Что касается военного коммунизма, то он есть навязанная военной обстановкой и интервенцией политика пролетарской диктатуры, рассчитанная на то, чтобы установить прямой продуктообмен между городом и деревней не через рынок, а помимо рынка, мерами главным образом внеэкономического и отчасти военного порядка, и имеющая своей целью организовать такое распределение продуктов, которое могло бы обеспечить снабжение революционных армий на фронте и рабочих в тылу. Ясно, что не будь военной обстановки и интервенции, не было бы военного коммунизма. Поэтому нельзя утверждать, что военный коммунизм является экономически неизбежной фазой развития пролетарской революции.

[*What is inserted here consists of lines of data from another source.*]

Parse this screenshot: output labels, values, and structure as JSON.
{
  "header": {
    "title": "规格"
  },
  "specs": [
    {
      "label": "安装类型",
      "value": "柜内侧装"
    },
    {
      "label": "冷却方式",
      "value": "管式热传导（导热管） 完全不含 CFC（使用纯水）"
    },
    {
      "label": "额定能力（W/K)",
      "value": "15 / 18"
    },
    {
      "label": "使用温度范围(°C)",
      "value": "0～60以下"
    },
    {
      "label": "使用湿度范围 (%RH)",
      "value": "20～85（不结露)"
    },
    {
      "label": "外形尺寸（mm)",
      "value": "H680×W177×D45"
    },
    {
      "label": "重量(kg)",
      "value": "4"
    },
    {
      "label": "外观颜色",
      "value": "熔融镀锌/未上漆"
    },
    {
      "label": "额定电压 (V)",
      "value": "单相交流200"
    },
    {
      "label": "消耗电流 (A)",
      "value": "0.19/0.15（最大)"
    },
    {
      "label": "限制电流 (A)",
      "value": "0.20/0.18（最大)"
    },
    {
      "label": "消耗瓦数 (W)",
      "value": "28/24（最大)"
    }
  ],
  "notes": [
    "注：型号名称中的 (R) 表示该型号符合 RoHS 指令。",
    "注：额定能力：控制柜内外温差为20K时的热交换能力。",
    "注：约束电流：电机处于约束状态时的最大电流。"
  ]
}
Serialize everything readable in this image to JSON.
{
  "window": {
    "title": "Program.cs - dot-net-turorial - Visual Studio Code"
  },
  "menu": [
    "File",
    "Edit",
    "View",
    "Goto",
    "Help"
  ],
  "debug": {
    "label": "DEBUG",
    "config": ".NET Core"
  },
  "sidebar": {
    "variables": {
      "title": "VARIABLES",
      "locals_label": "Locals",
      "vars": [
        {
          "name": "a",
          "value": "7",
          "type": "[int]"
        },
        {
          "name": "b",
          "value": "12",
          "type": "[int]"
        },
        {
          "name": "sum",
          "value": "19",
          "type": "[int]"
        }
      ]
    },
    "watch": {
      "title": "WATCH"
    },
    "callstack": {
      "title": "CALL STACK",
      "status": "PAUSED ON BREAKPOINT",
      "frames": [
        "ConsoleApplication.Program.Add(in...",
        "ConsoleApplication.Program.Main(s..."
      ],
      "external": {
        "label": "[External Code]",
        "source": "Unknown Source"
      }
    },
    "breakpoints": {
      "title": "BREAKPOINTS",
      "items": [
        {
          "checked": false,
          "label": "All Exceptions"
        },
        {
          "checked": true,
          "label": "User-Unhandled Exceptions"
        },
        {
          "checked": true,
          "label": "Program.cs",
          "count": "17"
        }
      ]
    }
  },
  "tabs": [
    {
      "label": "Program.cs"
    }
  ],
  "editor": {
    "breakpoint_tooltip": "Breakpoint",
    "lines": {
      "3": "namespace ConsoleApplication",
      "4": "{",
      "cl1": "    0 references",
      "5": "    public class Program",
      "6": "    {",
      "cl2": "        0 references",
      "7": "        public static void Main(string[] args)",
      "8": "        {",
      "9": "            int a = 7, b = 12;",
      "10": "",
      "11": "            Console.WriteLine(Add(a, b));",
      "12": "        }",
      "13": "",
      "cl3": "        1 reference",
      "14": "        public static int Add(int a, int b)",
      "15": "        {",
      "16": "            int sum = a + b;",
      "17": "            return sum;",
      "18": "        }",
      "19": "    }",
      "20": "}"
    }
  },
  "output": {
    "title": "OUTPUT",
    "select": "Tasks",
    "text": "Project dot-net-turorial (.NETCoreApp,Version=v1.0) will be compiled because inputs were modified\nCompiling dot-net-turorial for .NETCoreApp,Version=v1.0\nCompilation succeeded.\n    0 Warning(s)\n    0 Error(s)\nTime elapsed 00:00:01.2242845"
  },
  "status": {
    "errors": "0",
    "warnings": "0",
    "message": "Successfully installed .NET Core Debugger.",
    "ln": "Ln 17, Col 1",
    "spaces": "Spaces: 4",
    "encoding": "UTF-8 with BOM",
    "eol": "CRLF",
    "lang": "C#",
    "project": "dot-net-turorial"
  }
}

Пролетарская диктатура начала у нас свою строительную работу вовсе не с военного коммунизма, а с провозглашения основ так называемой новой экономической политики. Сталин указывает при этом на работу Ленина «Очередные задачи Советской власти», вышедшую в 1918 году, в которой Ленин дал первое обоснование начал НЭПа. Эта политика была прервана интервенцией, и к ней пришлось вернуться лишь спустя три года, после ликвидации гражданской войны и интервенции. Но это все с очевидностью говорит о том, что пролетарская диктатура на другой день после революции должна базировать свою строительную работу, прежде всего, с новой экономической политики, если исходить, конечно, из экономического порядка.

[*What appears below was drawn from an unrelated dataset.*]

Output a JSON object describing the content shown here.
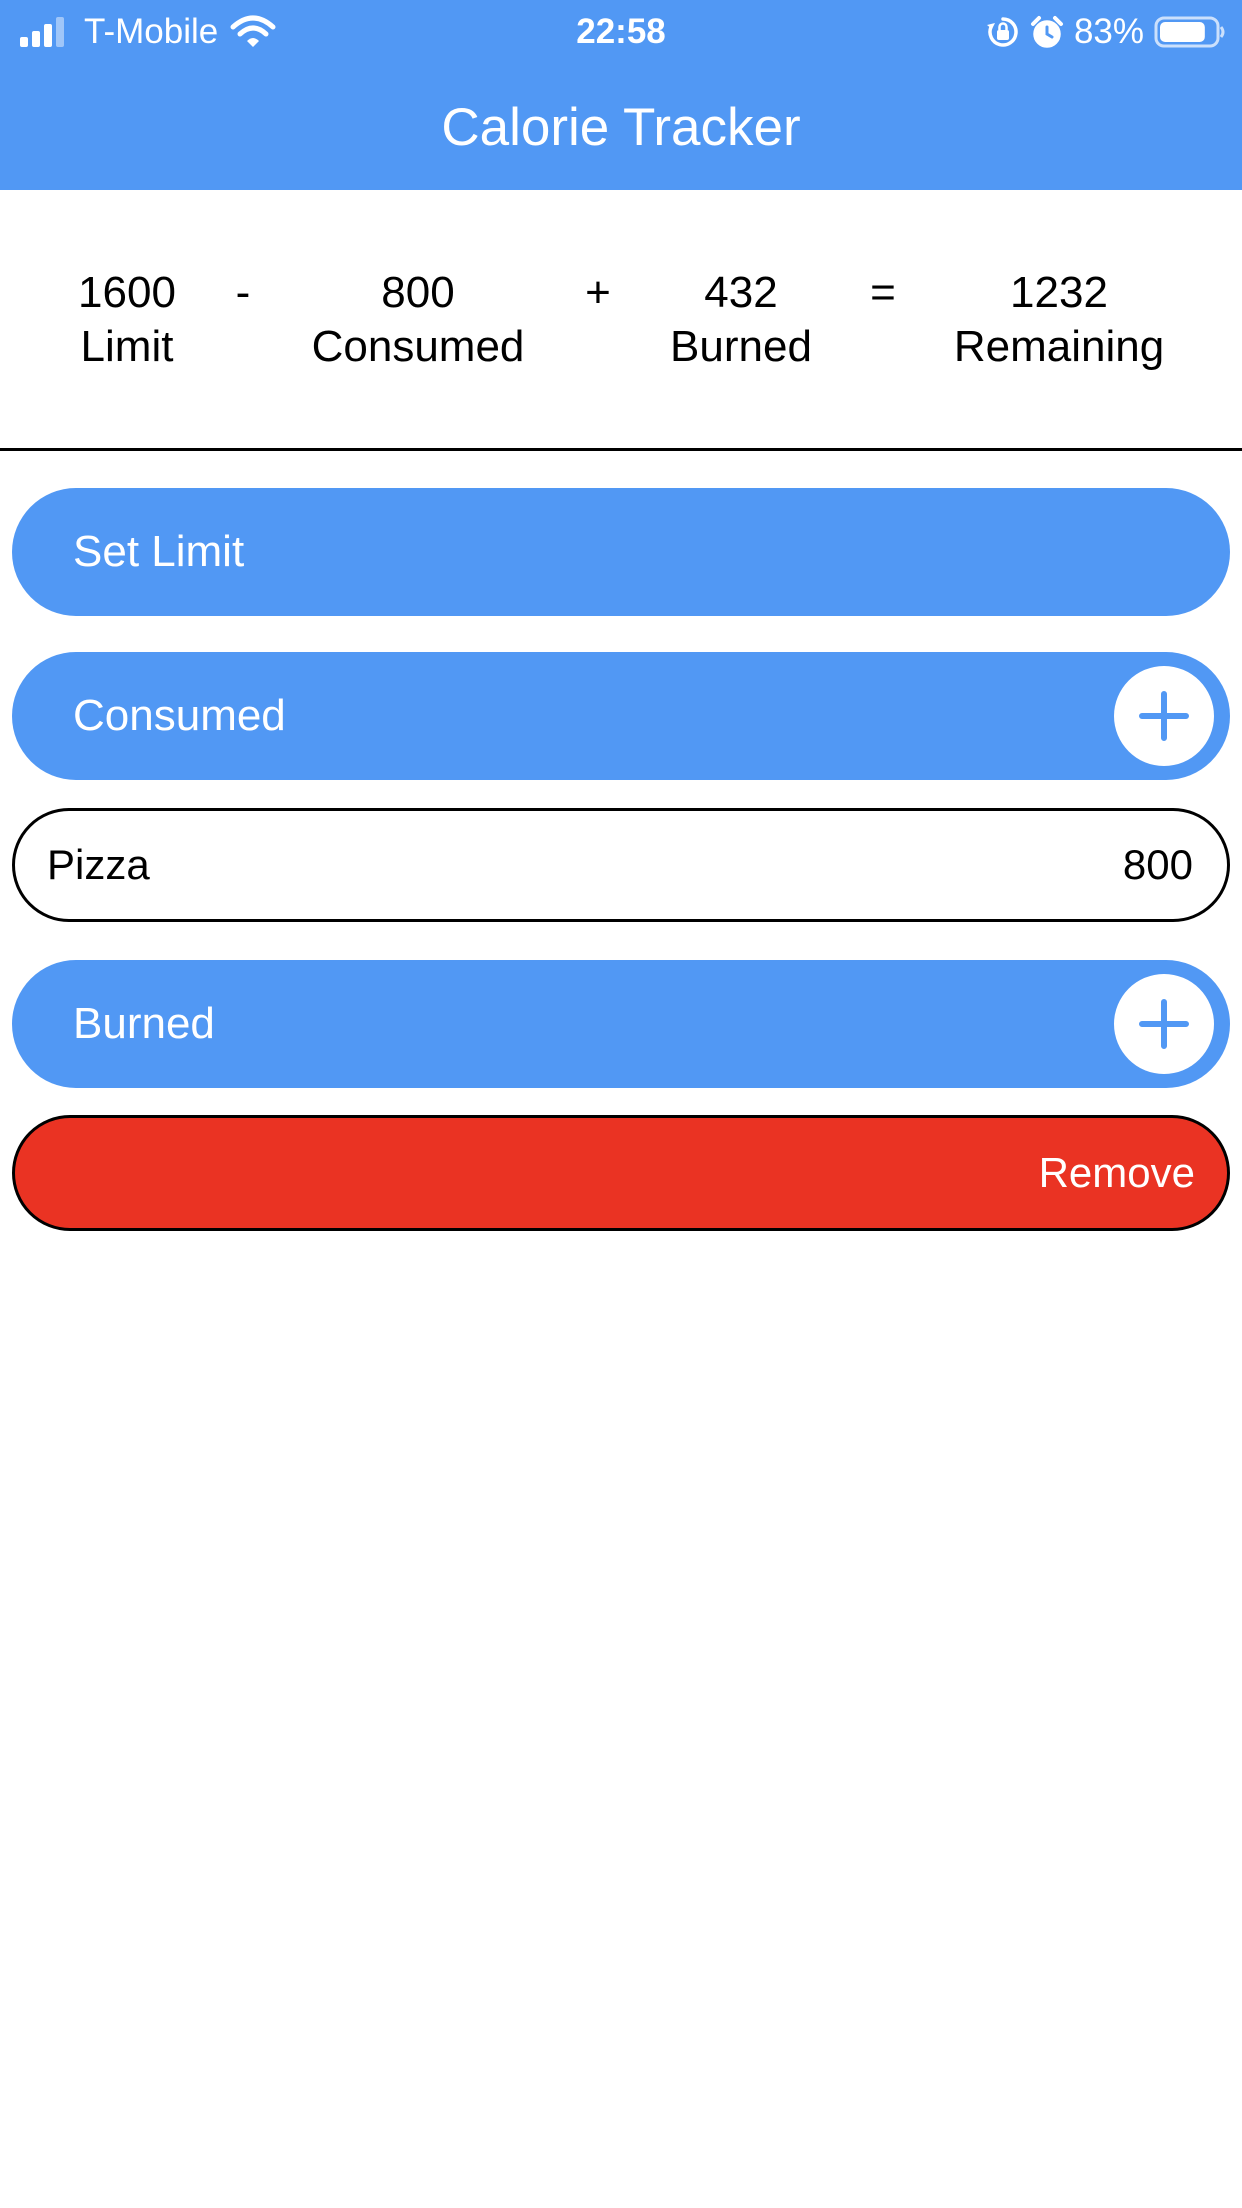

И все-таки применение политики военного коммунизма не обязательно связано с гражданской войной, отмечает Сталин. Можно вполне представить состояние гражданской войны без применения методов военного коммунизма, в России так и было до начала 1918 года, до интервенции. Гражданская война шла уже с октября 1917 года, но НЭП продолжалась. И поскольку уже есть СССР, который укрепляется, постольку пролетарская революция, победив даже в какой-либо одной изолированной стране, может обойтись и без интервенции, и, значит, без военного коммунизма. Вместе с тем, продолжает Сталин, отрицать вероятность и интервенции, и военного коммунизма в какой-либо стране Западной Европы, где победит пролетарская революция, нельзя.